Danica Phelps, Orion's First Months (detail), 2009, pencil on paper, 1 x 66'.

Danica Phelps, Orion's First Months (detail), 2009, pencil on paper, 1 x 66'.


Danica Phelps

Galerie Judin
Potsdamer Strasse 83
September 12–October 17, 2009

Best known for works like Walking Amsterdam 9–5, 2003, a salon-style installation combining lists of the artist’s daily activities, understated illustrations, and her code for tracking personal finances through green and red stripes, Danica Phelps has built a practice on the tangled relationship between the public display of private experience and the framing conditions of the market. In her first Berlin exhibition, this and other stripe works of recent years provide a meaningful context for new drawings, sculptures, and stop-motion animations.
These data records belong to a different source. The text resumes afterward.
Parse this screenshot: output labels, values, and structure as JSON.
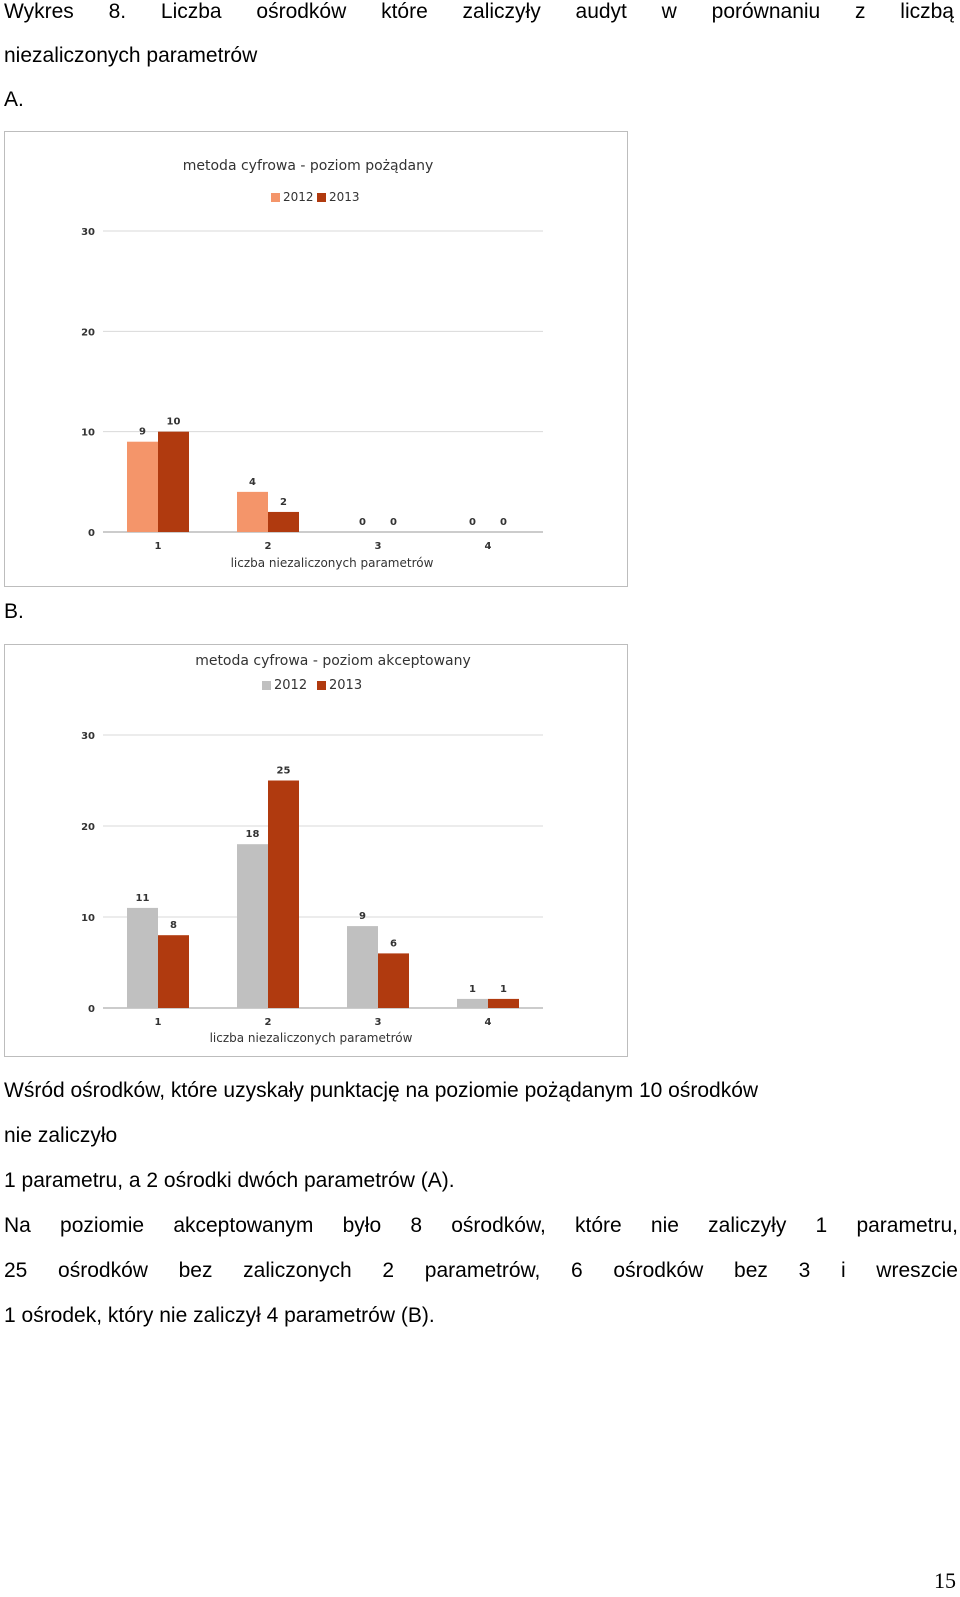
{
  "header": {
    "line1": "Wykres 8. Liczba ośrodków które zaliczyły audyt w porównaniu z liczbą",
    "line2": "niezaliczonych parametrów"
  },
  "sections": {
    "a_label": "A.",
    "b_label": "B."
  },
  "chart_data": [
    {
      "type": "bar",
      "title": "metoda cyfrowa - poziom pożądany",
      "xlabel": "liczba niezaliczonych parametrów",
      "ylabel": "",
      "categories": [
        "1",
        "2",
        "3",
        "4"
      ],
      "series": [
        {
          "name": "2012",
          "values": [
            9,
            4,
            0,
            0
          ],
          "color": "#f4956a"
        },
        {
          "name": "2013",
          "values": [
            10,
            2,
            0,
            0
          ],
          "color": "#b03a0f"
        }
      ],
      "yticks": [
        "0",
        "10",
        "20",
        "30"
      ],
      "ylim": [
        0,
        30
      ],
      "grid": true,
      "legend": "top"
    },
    {
      "type": "bar",
      "title": "metoda cyfrowa - poziom akceptowany",
      "xlabel": "liczba niezaliczonych parametrów",
      "ylabel": "",
      "categories": [
        "1",
        "2",
        "3",
        "4"
      ],
      "series": [
        {
          "name": "2012",
          "values": [
            11,
            18,
            9,
            1
          ],
          "color": "#c0c0c0"
        },
        {
          "name": "2013",
          "values": [
            8,
            25,
            6,
            1
          ],
          "color": "#b03a0f"
        }
      ],
      "yticks": [
        "0",
        "10",
        "20",
        "30"
      ],
      "ylim": [
        0,
        30
      ],
      "grid": true,
      "legend": "top"
    }
  ],
  "paragraph1": {
    "line1": "Wśród ośrodków, które uzyskały punktację na poziomie pożądanym 10 ośrodków",
    "line2": "nie zaliczyło",
    "line3": "1 parametru, a 2 ośrodki dwóch parametrów (A)."
  },
  "paragraph2": {
    "line1": "Na poziomie akceptowanym było 8 ośrodków, które nie zaliczyły 1 parametru,",
    "line2": "25 ośrodków bez zaliczonych 2 parametrów, 6 ośrodków bez 3 i wreszcie",
    "line3": "1 ośrodek, który nie zaliczył 4 parametrów (B)."
  },
  "page_number": "15"
}
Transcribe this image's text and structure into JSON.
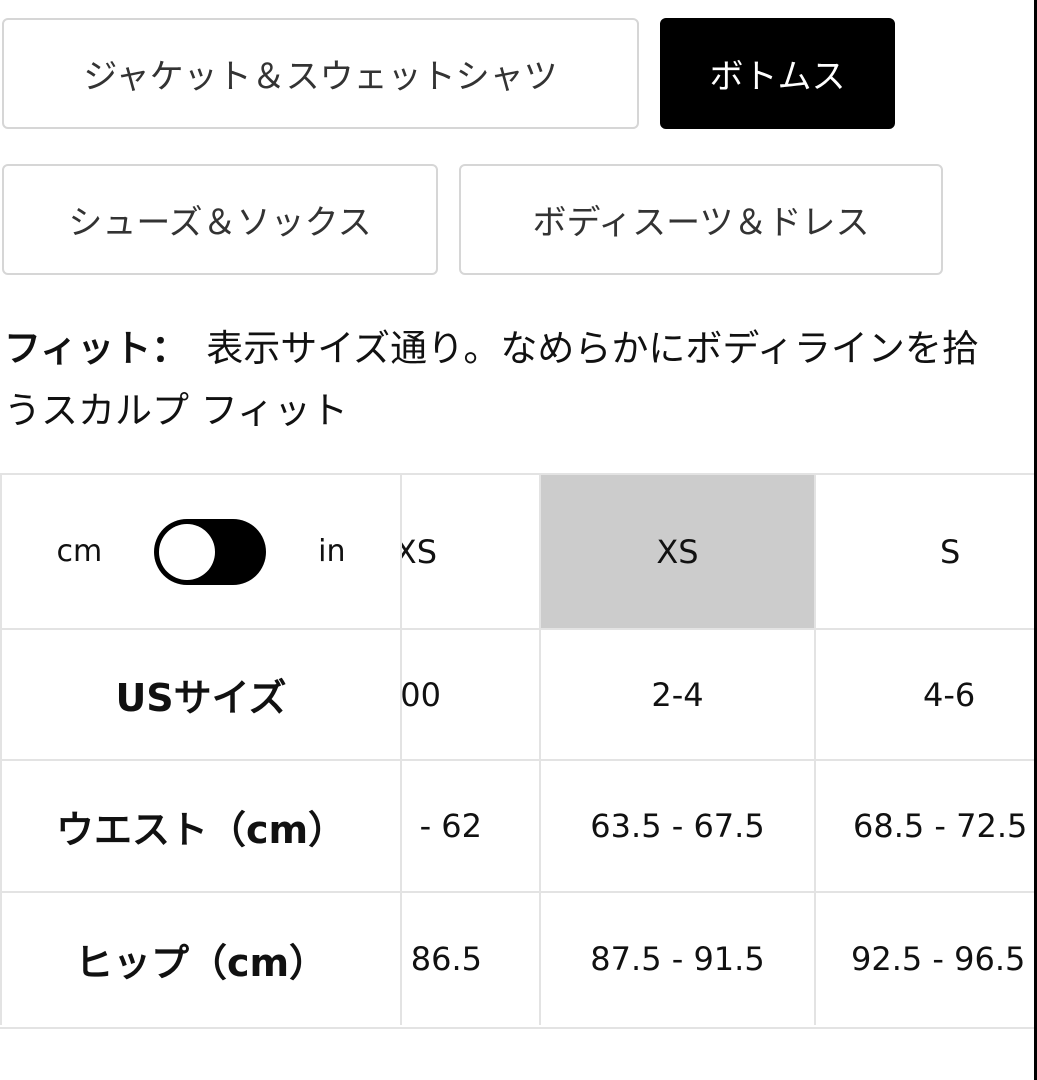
{
  "categories": [
    {
      "label": "ジャケット＆スウェットシャツ",
      "active": false
    },
    {
      "label": "ボトムス",
      "active": true
    },
    {
      "label": "シューズ＆ソックス",
      "active": false
    },
    {
      "label": "ボディスーツ＆ドレス",
      "active": false
    }
  ],
  "fit": {
    "label": "フィット：",
    "text": "表示サイズ通り。なめらかにボディラインを拾うスカルプ フィット"
  },
  "unit_toggle": {
    "left": "cm",
    "right": "in",
    "selected": "cm"
  },
  "table": {
    "highlight_color": "#cccccc",
    "headers": [
      "XXS",
      "XS",
      "S"
    ],
    "highlighted": "XS",
    "rows": [
      {
        "label": "USサイズ",
        "values": [
          "00",
          "2-4",
          "4-6"
        ]
      },
      {
        "label": "ウエスト（cm）",
        "values": [
          "- 62",
          "63.5 - 67.5",
          "68.5 - 72.5"
        ]
      },
      {
        "label": "ヒップ（cm）",
        "values": [
          "86.5",
          "87.5 - 91.5",
          "92.5 - 96.5"
        ]
      }
    ]
  }
}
In much the same way that a 2003 show at New York’s LFL/Zach Feuer Gallery turned on the artist’s lesbian coming-out, announced in a self-penned press release and vivified through her and her girlfriend’s taking up residence in the gallery, the new work centers on another personal milestone: the birth of the couple’s first child last November. Orion’s First Months, 2009, is a pencil line drawing that extends across a nearly sixty-six foot scroll, which depicts Phelps, her partner, Orion, and various relatives in multiple overlapping scenes wherein her earlier work’s order and deliberation give way to the immediacy of life that swirls around a newborn. Continuing her pragmatic nod to the market, however, are Phelps’s terms for its sale, which prescribe that buyers may request any length (with a minimum of twenty centimeters), priced at twenty-eight dollars per centimeter. Elsewhere, recycled cardboard and other scraps become materials for wall-based text sculptures and a hanging collage of white paper, demonstrating an ongoing urge to keep expenses low. In what appears to be a new direction, Orion Growing, 2009, is one of two fast-paced electronic montages of color photographs in the show, of Orion supported upright by a crouching Phelps, taken daily in her bedroom during his second to sixth months. If it seems that Phelps is now ceasing to work on her iconic stripe paintings, then the multiple media suggest a search for a new course following the exhaustion of an early success.